From Cereal Crops to Tomatoes
By Mohammed Ussani Ladan. Mohammed lives in the Ringimawa community at Garum Mallam and is a leader in his community mosque.
KANO STATE, NIGERIA — Mohammed Ussani Ladan is 63 years old, with two wives and 13 children. He is well known in his community as the largest local grower of cereal crops, but he expanded to include vegetables after East-West Seed Knowledge Transfer Foundation (EWS-KT) visited his community to provide training and establish a tomato demonstration project.
Mohammed began to show interest in the techniques he learned from the training. He said, “I have planted cereal crops in my farm, but I have a small plot I can spare to replicate all I have learned from EWS-KT through the Technical Field Officer.”
The trial came out so well that he couldn’t consume all the produce and took some to the market to sell. This boosted his interest further, and he now has a 210-square-metre plot where he is growing tomatoes and onions, using EWS-KT techniques from seed to harvest. “A trial has convinced me,” he said.
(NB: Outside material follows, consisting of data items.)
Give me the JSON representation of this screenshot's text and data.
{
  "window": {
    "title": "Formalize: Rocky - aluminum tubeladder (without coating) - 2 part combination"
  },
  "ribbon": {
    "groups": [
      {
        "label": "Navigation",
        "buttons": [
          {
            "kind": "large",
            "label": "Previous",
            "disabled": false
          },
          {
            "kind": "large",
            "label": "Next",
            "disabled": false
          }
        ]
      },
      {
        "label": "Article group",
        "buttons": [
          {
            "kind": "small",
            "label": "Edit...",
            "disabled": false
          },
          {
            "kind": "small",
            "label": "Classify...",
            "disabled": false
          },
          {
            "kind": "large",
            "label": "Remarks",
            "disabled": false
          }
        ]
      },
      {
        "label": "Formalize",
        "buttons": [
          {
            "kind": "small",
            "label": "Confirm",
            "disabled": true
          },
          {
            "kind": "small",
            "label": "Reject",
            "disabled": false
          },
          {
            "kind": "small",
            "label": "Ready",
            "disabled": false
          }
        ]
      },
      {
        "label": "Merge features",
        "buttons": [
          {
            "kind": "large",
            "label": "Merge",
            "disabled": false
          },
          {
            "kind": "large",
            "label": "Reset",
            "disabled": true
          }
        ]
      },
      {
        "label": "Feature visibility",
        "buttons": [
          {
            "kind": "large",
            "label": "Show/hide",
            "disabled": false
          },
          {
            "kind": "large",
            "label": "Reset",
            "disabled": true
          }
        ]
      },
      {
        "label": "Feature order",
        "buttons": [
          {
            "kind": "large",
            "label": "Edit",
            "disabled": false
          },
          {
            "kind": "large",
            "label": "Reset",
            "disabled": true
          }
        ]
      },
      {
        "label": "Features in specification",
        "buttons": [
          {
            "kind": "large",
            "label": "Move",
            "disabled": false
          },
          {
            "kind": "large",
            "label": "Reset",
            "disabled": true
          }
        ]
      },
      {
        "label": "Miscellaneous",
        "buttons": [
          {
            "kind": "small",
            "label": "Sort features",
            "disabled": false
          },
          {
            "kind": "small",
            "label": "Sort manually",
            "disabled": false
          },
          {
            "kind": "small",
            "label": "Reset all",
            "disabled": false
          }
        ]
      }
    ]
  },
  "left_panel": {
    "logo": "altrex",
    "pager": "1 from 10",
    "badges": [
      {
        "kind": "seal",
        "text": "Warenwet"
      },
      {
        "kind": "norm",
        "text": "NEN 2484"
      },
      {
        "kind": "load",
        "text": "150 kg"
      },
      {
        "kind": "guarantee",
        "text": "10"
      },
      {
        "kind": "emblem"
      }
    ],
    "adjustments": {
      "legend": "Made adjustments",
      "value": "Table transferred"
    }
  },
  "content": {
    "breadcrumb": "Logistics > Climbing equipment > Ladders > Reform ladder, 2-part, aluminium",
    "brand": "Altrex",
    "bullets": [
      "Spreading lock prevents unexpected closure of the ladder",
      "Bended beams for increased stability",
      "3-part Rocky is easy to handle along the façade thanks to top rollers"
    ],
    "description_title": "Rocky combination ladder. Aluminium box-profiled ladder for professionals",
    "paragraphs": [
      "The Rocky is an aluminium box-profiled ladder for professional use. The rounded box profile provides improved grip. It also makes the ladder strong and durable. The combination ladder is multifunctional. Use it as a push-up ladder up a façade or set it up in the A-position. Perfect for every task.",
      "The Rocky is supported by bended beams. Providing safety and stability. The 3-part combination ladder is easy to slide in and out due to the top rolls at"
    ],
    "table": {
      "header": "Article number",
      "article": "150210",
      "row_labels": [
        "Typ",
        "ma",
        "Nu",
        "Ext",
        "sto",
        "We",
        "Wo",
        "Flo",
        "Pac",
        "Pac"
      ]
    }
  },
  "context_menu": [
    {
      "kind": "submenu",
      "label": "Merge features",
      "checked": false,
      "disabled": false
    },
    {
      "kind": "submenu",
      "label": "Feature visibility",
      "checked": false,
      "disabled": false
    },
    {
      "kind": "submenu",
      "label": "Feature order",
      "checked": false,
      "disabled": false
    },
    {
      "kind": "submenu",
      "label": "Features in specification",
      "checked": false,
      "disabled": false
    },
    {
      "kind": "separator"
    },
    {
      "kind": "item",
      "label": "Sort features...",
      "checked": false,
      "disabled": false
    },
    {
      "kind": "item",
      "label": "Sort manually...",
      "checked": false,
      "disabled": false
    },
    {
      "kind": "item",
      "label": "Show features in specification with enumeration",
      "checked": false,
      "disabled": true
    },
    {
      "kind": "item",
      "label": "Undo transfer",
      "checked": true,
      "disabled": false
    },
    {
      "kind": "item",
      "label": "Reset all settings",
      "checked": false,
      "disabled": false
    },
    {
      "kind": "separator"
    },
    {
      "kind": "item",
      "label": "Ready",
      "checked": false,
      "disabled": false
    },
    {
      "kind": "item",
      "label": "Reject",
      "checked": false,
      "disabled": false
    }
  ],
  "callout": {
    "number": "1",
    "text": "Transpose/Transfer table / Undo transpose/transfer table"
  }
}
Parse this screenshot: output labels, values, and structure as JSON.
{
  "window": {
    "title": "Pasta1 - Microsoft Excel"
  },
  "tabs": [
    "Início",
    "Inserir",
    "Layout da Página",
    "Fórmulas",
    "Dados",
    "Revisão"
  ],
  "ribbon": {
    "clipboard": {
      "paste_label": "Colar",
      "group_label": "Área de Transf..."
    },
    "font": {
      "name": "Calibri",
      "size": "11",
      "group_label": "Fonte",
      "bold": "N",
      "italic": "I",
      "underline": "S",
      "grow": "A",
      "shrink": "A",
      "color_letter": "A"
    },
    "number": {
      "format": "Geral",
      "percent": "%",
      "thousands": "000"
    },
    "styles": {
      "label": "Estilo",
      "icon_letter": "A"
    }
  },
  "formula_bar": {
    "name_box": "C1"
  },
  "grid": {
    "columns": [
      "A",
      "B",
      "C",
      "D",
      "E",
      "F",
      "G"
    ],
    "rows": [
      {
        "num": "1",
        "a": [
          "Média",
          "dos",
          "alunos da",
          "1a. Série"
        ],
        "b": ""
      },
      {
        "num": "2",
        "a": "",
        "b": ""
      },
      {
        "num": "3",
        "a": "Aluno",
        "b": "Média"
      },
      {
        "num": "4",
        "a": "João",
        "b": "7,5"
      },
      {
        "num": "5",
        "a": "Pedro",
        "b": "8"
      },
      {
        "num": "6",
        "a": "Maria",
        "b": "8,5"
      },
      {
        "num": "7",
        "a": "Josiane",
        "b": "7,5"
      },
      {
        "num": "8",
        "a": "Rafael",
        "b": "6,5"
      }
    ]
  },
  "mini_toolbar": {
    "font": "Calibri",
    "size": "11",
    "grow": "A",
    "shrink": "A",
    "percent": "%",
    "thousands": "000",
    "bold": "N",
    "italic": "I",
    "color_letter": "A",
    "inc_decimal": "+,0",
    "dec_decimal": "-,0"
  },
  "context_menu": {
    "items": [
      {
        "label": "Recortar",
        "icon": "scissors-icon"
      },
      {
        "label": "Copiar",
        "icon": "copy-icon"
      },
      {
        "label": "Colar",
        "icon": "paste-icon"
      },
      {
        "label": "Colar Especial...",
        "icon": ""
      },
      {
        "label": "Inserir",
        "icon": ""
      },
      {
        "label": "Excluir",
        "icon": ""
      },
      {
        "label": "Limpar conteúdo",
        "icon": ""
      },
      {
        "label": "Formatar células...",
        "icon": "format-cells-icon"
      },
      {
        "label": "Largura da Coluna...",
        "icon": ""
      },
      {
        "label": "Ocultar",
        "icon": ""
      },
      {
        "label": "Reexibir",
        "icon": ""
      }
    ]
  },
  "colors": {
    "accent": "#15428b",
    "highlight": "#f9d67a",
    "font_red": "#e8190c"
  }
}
Mohammed is extremely grateful that his path crossed with this foundation that is changing the lives of smallholder farmers in his community and throughout Kano State.
Transforming Nigeria’s Vegetable Market contributes to more resilient and more efficient vegetable production by introducing new varieties, adapted technologies, and evidence-based knowledge and skills. Making vegetables more widely available on the market at affordable prices will lead to improved nutrition amongst local, low-income households in Kaduna and Kano states. This project is co-funded by SDG Partnership Facility, a grant programme of the Dutch Ministry of Foreign Affairs managed by RVO. This project is led by EWS-KT in collaboration with our partners Wageningen University & Research, Solidaridad Network West Africa, Ministry of Agriculture & Forestry Kaduna State, and Ahmadu Bello University.